The state’s Department of Business and Economic Development will open the office in Nigeria, where personnel will also deal with eight other African countries.
In a statement, DBED Secretary Christian S. Johansson called sub-Saharan Africa “the second fastest growing region in the world.”
“With this new office, we will not only be able to promote our state as a gateway to the U.S. market and attract African companies to Maryland but also provide expert guidance to our businesses that want to access the African market,” Johansson said.
The office will be run by Washington, D.C.-based Grid2Grid LLC and will receive state money based on its ability to attract companies to Maryland. Sub-Saharan Africa was targeted because its average Gross Domestic Product growth over the last decade was 5.5 percent.
The African Development Bank says Africa’s middle class has tripled in the last 30 years, to more than 310 million people.
“As an American company that specializes in emergent markets with a focus on Africa, we have been helping companies develop trade and investment projects on the continent for many years,” said Asoka Ranaweera, the company’s managing partner. “We are pleased to have been chosen to represent the state of Maryland and look forward to helping Maryland companies do business in Africa.”
Maryland has been active in seeking to do business with foreign companies. Last winter, Gov. Martin O’Malley led a trade mission in India in order to develop relationships with companies there. Similar trips have been made to China, South Korea and Vietnam.

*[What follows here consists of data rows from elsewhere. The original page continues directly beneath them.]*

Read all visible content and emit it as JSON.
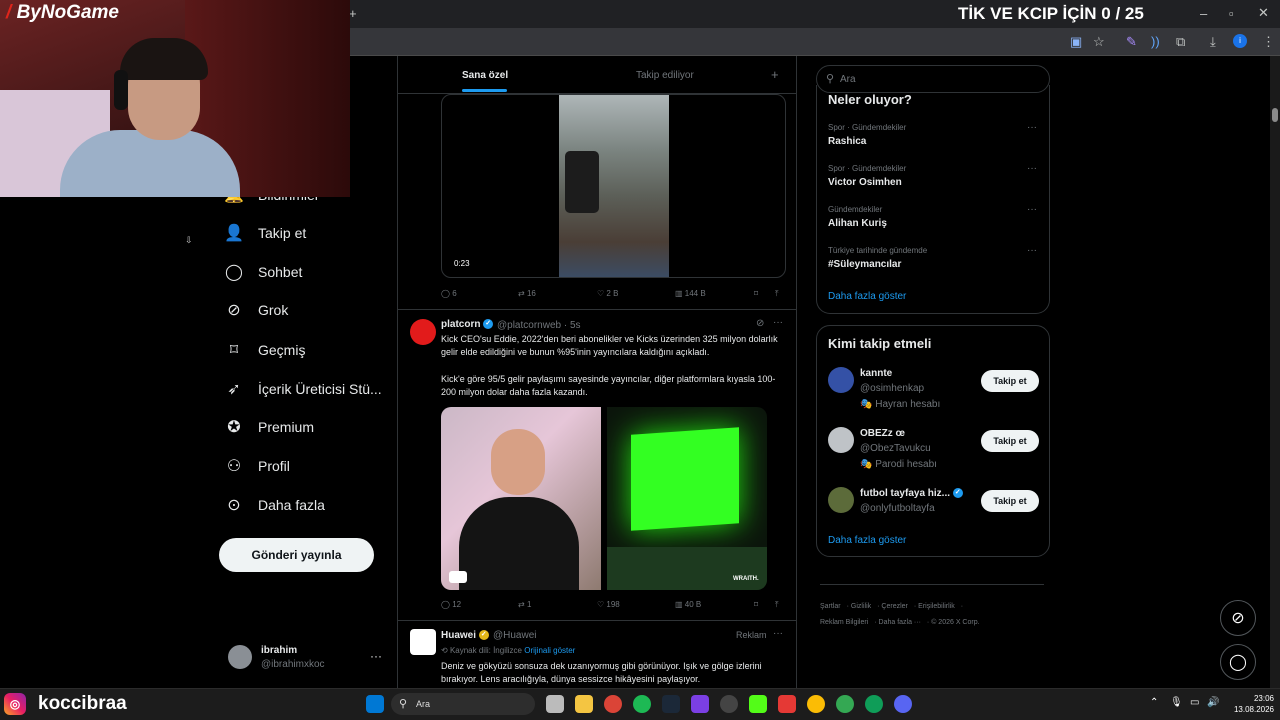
{
  "stream": {
    "logo_text": "ByNoGame",
    "title": "TİK VE KCIP İÇİN 0 / 25",
    "instagram_handle": "koccibraa"
  },
  "nav": {
    "items": [
      {
        "label": "Bildirimler",
        "icon": "bell-icon"
      },
      {
        "label": "Takip et",
        "icon": "add-user-icon"
      },
      {
        "label": "Sohbet",
        "icon": "chat-bubble-icon"
      },
      {
        "label": "Grok",
        "icon": "grok-icon"
      },
      {
        "label": "Geçmiş",
        "icon": "bookmark-icon"
      },
      {
        "label": "İçerik Üreticisi Stü...",
        "icon": "rocket-icon"
      },
      {
        "label": "Premium",
        "icon": "verified-badge-icon"
      },
      {
        "label": "Profil",
        "icon": "person-icon"
      },
      {
        "label": "Daha fazla",
        "icon": "more-circle-icon"
      }
    ],
    "post_button": "Gönderi yayınla",
    "account": {
      "name": "ibrahim",
      "handle": "@ibrahimxkoc",
      "more": "···"
    }
  },
  "feed": {
    "tabs": {
      "for_you": "Sana özel",
      "following": "Takip ediliyor",
      "add": "+"
    },
    "video_post": {
      "video_time": "0:23",
      "replies": "6",
      "reposts": "16",
      "likes": "2 B",
      "views": "144 B"
    },
    "platcorn_post": {
      "name": "platcorn",
      "handle": "@platcornweb · 5s",
      "text1": "Kick CEO'su Eddie, 2022'den beri abonelikler ve Kicks üzerinden 325 milyon dolarlık gelir elde edildiğini ve bunun %95'inin yayıncılara kaldığını açıkladı.",
      "text2": "Kick'e göre 95/5 gelir paylaşımı sayesinde yayıncılar, diğer platformlara kıyasla 100-200 milyon dolar daha fazla kazandı.",
      "img2_watermark": "WRAITH.",
      "replies": "12",
      "reposts": "1",
      "likes": "198",
      "views": "40 B"
    },
    "huawei_post": {
      "name": "Huawei",
      "handle": "@Huawei",
      "ad_label": "Reklam",
      "source_lang": "Kaynak dili: İngilizce",
      "show_original": "Orijinali göster",
      "text": "Deniz ve gökyüzü sonsuza dek uzanıyormuş gibi görünüyor. Işık ve gölge izlerini bırakıyor. Lens aracılığıyla, dünya sessizce hikâyesini paylaşıyor."
    }
  },
  "sidebar": {
    "search_placeholder": "Ara",
    "trends_title": "Neler oluyor?",
    "trends": [
      {
        "meta": "Spor · Gündemdekiler",
        "title": "Rashica"
      },
      {
        "meta": "Spor · Gündemdekiler",
        "title": "Victor Osimhen"
      },
      {
        "meta": "Gündemdekiler",
        "title": "Alihan Kuriş"
      },
      {
        "meta": "Türkiye tarihinde gündemde",
        "title": "#Süleymancılar"
      }
    ],
    "trends_more": "Daha fazla göster",
    "who_title": "Kimi takip etmeli",
    "who": [
      {
        "name": "kannte",
        "handle": "@osimhenkap",
        "badge": "Hayran hesabı",
        "button": "Takip et"
      },
      {
        "name": "OBEZz œ",
        "handle": "@ObezTavukcu",
        "badge": "Parodi hesabı",
        "button": "Takip et"
      },
      {
        "name": "futbol tayfaya hiz...",
        "handle": "@onlyfutboltayfa",
        "badge": "",
        "button": "Takip et"
      }
    ],
    "who_more": "Daha fazla göster",
    "footer": {
      "line1": [
        "Şartlar",
        "Gizlilik",
        "Çerezler",
        "Erişilebilirlik"
      ],
      "line2": [
        "Reklam Bilgileri",
        "Daha fazla ···",
        "© 2026 X Corp."
      ]
    }
  },
  "taskbar": {
    "search_placeholder": "Ara",
    "time": "23:06",
    "date": "13.08.2026"
  },
  "colors": {
    "accent": "#1d9bf0",
    "background": "#000000",
    "text": "#e7e9ea",
    "muted": "#71767b",
    "border": "#2f3336"
  }
}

According to statistics compiled by the Organization for International Investment in Washington, D.C., 5 percent of Maryland jobs are provided by U.S. subsidiaries of foreign companies. More than 30 percent of those jobs are in the manufacturing industry.
Nancy L. McLernon, president and CEO of the organization, said Maryland is above the national average in doing business with foreign companies, an important advantage as the state attempts to stem a loss of jobs that has caused the unemployment rate to rise to 7 percent.
“International investment is an often forgotten part of the global economy,” McLernon said. “Direct investment here is something where, if we took more market share, it would have a real impact on jobs and growth and manufacturing.”
The United States used to be the beneficiary of 40 percent of global investment, McLernon said. As the market has grown, the country’s share has shrunk to 18 percent.
“The competition for global investment has gotten more intense over the years,” she said. “It used to be global companies of course would come to the U.S. … but other countries have really stepped up their game.”
Maryland ought to focus on staying ahead of the curve in attracting foreign subsidiaries, she said. The more the state focuses on fostering international investment, “the better chances they’d have in trying to pull [themselves] ahead of others in terms of getting benefits from growth.”
About 400 foreign companies already have offices in Maryland, and DBED has offices in China, France, Colombia, Korea, India, Taiwan, Vietnam, Russia, Israel and the western Balkans.
In the last year, the agency has attracted 15 foreign companies, which DBED says will translate into 300 jobs.
In addition to Nigeria, the new trade office will attempt to foster relationships with companies in Ghana, Niger, Djibouti, Tanzania, Mozambique, Liberia, Democratic Republic of the Congo and Mali.